BEIJING (AP) – China’s central government has dismissed Hong Kong pro-democracy protesters as clowns and criminals while bemoaning growing violence surrounding the months-long demonstrations.

That’s partly out of concern that protesters’ demands for expanded democracy could inspire like-minded officials and intellectuals on the mainland.

Yet, Beijing shows no signs of preparing for a major crackdown, content instead to ignore the protests in the hopes that frustration will lead to further violence that will eventually turn the territory’s silent majority against the movement, according to experts.

“Hong Kong poses a serious problem for the Chinese government. It can’t allow the protesters to challenge its authority or deface symbols of its authority unpunished but it also does not want to attempt a military crackdown,” said Steve Tsang, director of the China Institute at London’s School of Oriental and African Studies.

Under those circumstances, Beijing would prefer to “isolate and undermine the protesters so the movement in Hong Kong fizzles out,” Tsang said.

The protests also come at a sensitive time for President Xi Jinping, who after removing presidential term limits last year effectively made himself leader for life. That has intensified criticism over his concentration of power, even as his propaganda machine relentlessly promotes his image and achievements ahead of the 70th anniversary of the founding of the People’s Republic on Oct. 1.

Meanwhile, China is grappling with a slowing economy and the ongoing impacts of the US-China trade war, as well as pushback against its ambitious multi-billion dollar “Belt and Road” infrastructure program that is seen as miring poorer nations in debt.

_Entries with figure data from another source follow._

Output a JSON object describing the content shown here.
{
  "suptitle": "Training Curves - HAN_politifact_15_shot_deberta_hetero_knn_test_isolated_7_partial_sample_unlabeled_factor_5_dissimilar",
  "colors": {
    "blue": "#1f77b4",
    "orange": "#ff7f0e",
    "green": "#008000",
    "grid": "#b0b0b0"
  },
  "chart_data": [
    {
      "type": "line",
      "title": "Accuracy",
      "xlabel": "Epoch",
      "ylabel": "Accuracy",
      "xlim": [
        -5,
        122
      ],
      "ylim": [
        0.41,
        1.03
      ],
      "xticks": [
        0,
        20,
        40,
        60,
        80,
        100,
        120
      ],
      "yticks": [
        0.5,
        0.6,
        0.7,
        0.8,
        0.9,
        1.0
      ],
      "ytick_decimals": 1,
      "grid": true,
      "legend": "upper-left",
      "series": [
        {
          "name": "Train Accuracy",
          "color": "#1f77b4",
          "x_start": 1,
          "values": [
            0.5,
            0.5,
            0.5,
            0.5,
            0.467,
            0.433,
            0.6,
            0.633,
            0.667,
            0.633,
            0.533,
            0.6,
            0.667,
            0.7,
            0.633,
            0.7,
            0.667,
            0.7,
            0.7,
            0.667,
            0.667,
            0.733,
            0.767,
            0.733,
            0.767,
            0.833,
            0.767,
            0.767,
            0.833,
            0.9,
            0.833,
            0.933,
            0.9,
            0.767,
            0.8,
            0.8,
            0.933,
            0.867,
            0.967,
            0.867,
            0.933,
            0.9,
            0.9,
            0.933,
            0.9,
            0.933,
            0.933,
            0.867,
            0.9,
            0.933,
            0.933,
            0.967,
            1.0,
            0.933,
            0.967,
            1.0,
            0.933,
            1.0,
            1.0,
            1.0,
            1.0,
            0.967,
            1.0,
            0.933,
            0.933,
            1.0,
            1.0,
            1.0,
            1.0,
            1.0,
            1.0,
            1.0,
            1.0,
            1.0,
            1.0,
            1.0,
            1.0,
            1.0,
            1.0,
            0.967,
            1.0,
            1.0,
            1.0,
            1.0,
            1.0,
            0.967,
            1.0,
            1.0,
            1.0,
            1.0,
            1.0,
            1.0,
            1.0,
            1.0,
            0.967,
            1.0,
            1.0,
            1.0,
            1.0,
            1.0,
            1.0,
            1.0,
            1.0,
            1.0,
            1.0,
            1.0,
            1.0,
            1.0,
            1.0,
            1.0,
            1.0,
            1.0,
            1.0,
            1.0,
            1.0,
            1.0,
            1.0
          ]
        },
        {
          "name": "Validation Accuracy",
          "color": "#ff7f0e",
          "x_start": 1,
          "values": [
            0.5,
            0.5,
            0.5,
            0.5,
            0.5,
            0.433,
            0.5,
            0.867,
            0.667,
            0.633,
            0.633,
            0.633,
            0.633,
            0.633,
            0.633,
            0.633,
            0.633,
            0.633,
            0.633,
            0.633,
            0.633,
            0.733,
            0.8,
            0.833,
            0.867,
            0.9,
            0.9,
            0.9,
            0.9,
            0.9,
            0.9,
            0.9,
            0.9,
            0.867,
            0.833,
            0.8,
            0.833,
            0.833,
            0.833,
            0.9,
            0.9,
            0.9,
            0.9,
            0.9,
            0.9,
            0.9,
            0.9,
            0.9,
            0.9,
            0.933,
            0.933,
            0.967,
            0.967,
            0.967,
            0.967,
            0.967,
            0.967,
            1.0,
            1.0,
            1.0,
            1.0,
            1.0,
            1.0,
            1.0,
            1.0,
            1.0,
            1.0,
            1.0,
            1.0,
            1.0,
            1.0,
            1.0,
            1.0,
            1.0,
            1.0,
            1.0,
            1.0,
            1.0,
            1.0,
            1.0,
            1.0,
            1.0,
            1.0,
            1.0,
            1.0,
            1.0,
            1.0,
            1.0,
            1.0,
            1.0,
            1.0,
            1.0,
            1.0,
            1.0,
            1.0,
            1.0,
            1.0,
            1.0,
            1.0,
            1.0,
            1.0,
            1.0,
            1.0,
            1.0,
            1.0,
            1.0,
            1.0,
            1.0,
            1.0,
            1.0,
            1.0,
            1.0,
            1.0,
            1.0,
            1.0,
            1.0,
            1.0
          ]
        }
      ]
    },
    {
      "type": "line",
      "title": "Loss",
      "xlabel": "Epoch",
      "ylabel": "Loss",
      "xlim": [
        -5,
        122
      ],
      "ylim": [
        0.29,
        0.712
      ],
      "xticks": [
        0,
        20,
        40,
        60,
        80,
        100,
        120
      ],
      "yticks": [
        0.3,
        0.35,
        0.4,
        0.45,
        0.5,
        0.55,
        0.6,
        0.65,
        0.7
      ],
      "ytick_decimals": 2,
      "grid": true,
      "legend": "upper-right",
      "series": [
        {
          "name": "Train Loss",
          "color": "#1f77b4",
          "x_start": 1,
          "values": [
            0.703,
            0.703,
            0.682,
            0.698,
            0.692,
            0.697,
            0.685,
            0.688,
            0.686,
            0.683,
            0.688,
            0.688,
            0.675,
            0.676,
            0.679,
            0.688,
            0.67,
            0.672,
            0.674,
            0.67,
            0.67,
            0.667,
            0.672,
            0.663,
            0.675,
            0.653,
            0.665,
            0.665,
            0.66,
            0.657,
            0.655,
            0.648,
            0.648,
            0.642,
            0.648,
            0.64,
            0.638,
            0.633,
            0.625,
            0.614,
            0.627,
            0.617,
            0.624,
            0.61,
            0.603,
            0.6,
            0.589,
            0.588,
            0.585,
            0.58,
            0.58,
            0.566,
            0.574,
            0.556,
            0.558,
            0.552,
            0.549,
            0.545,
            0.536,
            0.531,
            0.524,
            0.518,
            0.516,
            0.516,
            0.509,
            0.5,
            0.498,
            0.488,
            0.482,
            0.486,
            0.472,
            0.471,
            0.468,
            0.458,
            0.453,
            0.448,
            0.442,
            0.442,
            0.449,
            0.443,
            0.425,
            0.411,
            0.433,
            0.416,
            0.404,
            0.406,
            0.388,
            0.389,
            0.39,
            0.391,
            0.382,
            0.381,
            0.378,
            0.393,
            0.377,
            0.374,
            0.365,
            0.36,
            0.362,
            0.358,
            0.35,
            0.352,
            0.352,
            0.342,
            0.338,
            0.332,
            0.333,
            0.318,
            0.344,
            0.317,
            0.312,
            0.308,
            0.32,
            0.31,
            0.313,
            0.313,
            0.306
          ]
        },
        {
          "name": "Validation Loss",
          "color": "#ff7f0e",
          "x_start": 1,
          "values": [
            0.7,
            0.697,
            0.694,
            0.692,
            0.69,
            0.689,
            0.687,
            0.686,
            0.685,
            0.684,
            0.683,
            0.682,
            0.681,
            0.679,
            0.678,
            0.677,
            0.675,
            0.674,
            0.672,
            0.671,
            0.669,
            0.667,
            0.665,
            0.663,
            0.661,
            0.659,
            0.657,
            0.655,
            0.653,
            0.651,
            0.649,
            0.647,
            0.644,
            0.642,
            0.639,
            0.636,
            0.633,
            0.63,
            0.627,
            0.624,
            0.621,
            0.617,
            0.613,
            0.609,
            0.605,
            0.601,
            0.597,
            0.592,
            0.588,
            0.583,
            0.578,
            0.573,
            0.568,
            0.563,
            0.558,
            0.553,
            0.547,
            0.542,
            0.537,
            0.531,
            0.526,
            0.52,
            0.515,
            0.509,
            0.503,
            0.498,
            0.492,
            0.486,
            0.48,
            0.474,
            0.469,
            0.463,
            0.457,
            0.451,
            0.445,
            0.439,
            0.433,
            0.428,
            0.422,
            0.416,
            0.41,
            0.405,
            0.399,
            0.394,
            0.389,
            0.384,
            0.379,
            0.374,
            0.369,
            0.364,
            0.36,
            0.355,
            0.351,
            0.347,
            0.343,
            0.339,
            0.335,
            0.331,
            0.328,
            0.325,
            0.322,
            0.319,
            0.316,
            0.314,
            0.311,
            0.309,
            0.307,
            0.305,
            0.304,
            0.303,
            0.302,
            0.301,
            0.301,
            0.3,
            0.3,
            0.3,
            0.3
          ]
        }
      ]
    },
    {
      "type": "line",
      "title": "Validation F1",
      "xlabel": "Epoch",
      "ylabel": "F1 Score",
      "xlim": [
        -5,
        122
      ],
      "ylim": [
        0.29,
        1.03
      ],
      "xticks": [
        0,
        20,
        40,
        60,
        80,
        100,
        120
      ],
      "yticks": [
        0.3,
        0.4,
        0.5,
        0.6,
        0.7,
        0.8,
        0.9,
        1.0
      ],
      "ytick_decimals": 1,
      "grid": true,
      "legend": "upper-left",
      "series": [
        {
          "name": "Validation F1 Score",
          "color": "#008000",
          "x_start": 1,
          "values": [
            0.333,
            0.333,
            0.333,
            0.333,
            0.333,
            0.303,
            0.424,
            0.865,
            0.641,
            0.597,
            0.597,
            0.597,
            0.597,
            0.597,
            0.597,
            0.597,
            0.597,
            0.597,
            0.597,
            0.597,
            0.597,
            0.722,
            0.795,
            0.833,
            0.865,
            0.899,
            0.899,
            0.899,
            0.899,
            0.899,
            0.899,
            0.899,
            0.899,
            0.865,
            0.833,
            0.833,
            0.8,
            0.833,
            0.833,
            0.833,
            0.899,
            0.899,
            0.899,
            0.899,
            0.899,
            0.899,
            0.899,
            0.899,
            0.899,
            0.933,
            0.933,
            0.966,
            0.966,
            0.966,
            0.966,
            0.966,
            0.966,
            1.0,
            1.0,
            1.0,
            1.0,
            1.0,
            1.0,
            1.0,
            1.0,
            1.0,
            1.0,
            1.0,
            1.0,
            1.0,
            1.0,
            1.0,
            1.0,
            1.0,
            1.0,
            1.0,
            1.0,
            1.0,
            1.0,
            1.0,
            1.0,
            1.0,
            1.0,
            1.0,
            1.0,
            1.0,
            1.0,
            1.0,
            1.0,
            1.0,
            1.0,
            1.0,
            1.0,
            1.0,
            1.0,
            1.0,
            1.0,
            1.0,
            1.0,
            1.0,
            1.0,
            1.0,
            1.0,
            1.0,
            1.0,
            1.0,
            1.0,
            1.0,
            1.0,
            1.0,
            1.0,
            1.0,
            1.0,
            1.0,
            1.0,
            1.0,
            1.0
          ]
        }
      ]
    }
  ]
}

China’s international image has suffered as well from its mass incarceration of members of its Uighur Muslim minority and aggressive moves in the foreign policy sphere, including what Prof. Anne-Marie Brady of New Zealand’s University of Canterbury described in a recent article as “uncharacteristically undiplomatic activity” by Chinese diplomats in Canada, Sweden, Britain, Australia, and New Zealand.

China’s activities have included encouraging mainland Chinese students overseas in their attacks on supporters of the Hong Kong protests and Chinese human rights more generally, sparking calls from politicians in those countries for foreign policy adjustments to reduce Beijing’s influence.

Despite massive Chinese censorship, details of the events in Hong Kong have spread through southern China and among officials and intellectuals in major cities, raising concerns about potential calls for political freedoms like those enjoyed by Hong Kong.

“Beijing fears there might be a copy-cat effect in other cities in China,” said Willy Lam, a longtime observer of Chinese politics at the Chinese University of Hong Kong.